Seviyesizliğin bükülmez bileği
Bütün meselelerden önce Türkiye’nin birinci meselesi seviyesizliktir. Listenin başından asla inmiyor, aşağıdakilerle de arayı açtıkça açıyor. Ekonomi, hariciye, eğitim, akademi, sanayi, teknoloji, kültür, sanat vesaire mühim meseledir ama listede hepsi seviyesizliğin peşinden gelir. Bir ülkenin seviyesi o ülke insanlarının kalitesi, kültürü, sağduyusu, tahammülü ve tartışabilme kabiliyetinden belli olur. Sokaktaki insandan en yukarıya, küçük bir kahvehaneden cesameti en büyük kuruma kadar…
Bizde de manzara ortadadır.
Bir ülke durduk yere en vazgeçilemez insanlık değerlerinden mahrum kalmaz. Bu meziyetlerin eksikliği boşuna değildir. Yerlerini kabadayılık, öfke, şiddet, küfür, hakaret, tuzak, kof cesaret, palavra ve hamaset almıştır. Meclis’te dökülen kan, sahada devrilen başkan, sokaktaki taciz, ekrandaki kibir, gündelik hayattaki gerilim seviyesizlik illetinin eseridir. Çünkü seviyesizlik varsa, utanmaya, arlanmaya, düşünmeye ve anlamaya ihtiyaç yoktur. Güçten ne yapacağını şaşırmış siyaset, akademi, sivil toplum ve hatta arkasındaki gücün gölgesiyle şımaran din, diyanet esnafı da aynı yolun yolcusudur.
Kötü ahlak iyi ahlaki kovuyor… Kötü yüzler temiz yüzleri gölgeliyor… Kötü sesler nazik sedaları bastırıyor… Kötünün arsız gücü iyinin cesaretini kırıyor… Türkiye koşar adım kalitesizden daha kalitesiz bir geleceğe doğru yürüyor. Usanmıyor, yorulmuyor.

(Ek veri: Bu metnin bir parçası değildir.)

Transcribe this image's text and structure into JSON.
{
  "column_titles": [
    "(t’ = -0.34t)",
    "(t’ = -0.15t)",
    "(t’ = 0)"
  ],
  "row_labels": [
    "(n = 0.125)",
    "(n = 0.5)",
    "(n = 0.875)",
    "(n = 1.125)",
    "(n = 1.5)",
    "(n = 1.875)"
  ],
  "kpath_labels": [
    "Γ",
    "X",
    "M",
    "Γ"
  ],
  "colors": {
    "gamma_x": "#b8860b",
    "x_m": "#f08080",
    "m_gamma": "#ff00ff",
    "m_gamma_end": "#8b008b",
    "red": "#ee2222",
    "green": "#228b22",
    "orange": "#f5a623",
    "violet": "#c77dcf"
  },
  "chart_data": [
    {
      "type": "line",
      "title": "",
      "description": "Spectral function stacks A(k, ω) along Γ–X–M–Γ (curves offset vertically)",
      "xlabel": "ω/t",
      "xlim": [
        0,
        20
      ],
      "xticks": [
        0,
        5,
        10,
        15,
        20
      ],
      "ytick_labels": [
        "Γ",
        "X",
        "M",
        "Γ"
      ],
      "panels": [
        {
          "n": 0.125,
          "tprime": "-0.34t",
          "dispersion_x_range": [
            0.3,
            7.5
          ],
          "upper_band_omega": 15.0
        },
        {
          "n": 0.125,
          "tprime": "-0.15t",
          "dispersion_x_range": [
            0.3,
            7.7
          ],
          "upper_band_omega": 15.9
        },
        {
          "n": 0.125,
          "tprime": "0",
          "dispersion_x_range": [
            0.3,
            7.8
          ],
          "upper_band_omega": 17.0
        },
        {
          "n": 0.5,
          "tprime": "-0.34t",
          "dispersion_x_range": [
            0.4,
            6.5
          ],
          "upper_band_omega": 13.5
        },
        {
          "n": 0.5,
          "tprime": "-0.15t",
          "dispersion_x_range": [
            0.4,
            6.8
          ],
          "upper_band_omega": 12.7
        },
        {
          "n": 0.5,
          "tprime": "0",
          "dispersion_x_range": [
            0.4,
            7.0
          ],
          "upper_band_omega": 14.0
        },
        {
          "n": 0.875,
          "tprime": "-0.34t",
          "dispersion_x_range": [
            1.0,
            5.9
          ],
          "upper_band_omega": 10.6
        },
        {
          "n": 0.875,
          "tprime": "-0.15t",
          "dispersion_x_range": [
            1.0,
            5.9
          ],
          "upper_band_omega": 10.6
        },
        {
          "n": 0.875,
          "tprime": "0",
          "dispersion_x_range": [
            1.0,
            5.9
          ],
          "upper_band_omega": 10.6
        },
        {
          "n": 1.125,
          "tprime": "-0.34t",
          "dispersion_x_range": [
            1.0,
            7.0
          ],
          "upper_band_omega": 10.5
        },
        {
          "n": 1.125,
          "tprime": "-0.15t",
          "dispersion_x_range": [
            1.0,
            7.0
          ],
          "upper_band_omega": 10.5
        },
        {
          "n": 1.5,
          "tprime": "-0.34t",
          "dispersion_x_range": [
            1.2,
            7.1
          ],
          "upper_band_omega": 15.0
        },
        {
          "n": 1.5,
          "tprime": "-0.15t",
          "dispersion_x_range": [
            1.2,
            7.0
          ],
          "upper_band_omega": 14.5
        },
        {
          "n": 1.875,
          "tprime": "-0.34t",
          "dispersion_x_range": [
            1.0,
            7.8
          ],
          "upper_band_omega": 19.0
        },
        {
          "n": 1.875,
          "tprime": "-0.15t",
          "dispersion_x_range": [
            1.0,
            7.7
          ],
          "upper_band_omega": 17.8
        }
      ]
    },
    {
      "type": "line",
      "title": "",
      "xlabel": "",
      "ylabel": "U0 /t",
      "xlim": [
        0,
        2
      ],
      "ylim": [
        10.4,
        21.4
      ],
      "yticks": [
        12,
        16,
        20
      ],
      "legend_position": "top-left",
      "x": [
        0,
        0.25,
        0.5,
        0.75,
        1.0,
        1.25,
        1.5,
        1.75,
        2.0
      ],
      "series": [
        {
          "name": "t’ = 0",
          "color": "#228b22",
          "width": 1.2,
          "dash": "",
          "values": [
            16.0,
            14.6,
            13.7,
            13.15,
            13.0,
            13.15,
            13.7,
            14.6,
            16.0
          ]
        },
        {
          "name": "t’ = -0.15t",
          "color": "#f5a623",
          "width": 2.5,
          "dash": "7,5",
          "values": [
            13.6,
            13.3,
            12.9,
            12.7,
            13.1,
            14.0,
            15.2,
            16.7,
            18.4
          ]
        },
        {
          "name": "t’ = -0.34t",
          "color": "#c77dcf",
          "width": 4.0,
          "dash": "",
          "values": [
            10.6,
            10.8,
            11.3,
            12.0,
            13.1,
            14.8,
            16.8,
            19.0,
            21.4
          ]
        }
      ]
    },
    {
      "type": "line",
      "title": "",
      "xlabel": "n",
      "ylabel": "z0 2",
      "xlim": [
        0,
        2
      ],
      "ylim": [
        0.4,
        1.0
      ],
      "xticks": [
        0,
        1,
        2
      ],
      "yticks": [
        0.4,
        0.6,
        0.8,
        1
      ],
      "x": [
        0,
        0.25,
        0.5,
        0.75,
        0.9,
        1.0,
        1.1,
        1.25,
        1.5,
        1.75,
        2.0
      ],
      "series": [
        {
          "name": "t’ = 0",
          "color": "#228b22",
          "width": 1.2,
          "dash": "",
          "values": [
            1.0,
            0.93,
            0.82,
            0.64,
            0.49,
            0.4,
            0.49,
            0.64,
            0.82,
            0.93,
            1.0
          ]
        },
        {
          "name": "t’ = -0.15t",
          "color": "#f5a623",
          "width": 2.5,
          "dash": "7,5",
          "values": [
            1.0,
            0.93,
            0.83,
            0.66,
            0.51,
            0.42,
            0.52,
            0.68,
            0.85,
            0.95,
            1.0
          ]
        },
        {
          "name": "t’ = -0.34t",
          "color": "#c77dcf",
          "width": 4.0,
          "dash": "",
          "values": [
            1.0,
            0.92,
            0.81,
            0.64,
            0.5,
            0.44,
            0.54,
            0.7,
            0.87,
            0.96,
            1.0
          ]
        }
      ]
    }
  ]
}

Osmanlı’da konuşanın tepesine “söyletmen, urun!” diye binerlerdi, Cumhuriyeti kurduk, bir asrı geride bıraktık ama vurmanın kırmanın saltanatı bitmedi. Vururlar, kırarlar, itibarsızlaştırırlar, işsiz bırakırlar, yargılarlar, hapse atarlar; her yolla musallat olurlar. Zerre utanmazlar, bir an pişmanlık duymazlar; yaptıklarına da vatan-millet, beka, var olmak mücadelesi derler. Kendi varlıklarından ve bekalarından gayrısını umursamadıkları halde…
“Herkes haddini bilecek”ten başka sözleri yoktur. Gelin görün ki ‘herkes’ten kasıt herkes değildir. Herkes, gücü olmadığı halde hakkı hakikati söylemeye tevessül eden, baskıya boyun eğmeyen ve ülkesini iktidarın tayin ettiği sınırlar dışında sevmeye kalkanların adıdır. İşte onlar haddini bilecektir, bilmezlerse kendilerine bildirilecektir.
Konuşmaktan, tartışmaktan, anlamaktan nasipsiz bir kalabalık bir kara bulut gibi ülkenin bütün değerlerinin üzerine çöküyor. Fırsat bulduğu her yerde, her zeminde şiddetten geri durmuyor. Siyasetçiye, gazeteciye ya da sıradan insanlara saldırmayı iktidarının bir imkanı ve varlığının temel hakkı olarak görüyor. Akıl, mantık, empati, tahammül, münazara veya toleransa dönüp de bakmıyor. Seviyesiz bir dil ve lümpen bir vücut dili aynı bedende kasıla kasıla yürüyor. Her adımda seviye biraz daha düşerken, ayaklar altına alınan kalite daha dayanılmaz bir eziyete maruz kalıyor.
Gücün, kudretin, paranın ve ‘yaparım olur’un iktidarı sınır tanımıyor.
Şiddeti övüyor çünkü başka bir dil bilmiyor. Baskıyı hak görüyor çünkü başkasını haktan saymıyor. Öfkeyi siyaset sanıyor çünkü öfkesizliği zaaf görüyor. Kargaşa istiyor çünkü düzenin sesine tahammül edemiyor. Korkunun ne olduğunu çok iyi bildiği için fırsat varken korkutabildiği kadar korkutuyor.
Türkiye, bildiği bütün ideolojilerden daha güçlü hale gelen ve semirdikçe sağını solunu göremez hale gelen seviyesizliğin esareti altında; ağır, hantal ve umutsuzca yürümeye çalışıyor. Her durakta bir değeri bırakıyor, her adımda şaşırma hissinden bir parça daha yitiriyor. Seviyesizliğin bükülmez bileği indirdiği her yumrukla, ülkenin gururu biraz daha kırılıyor.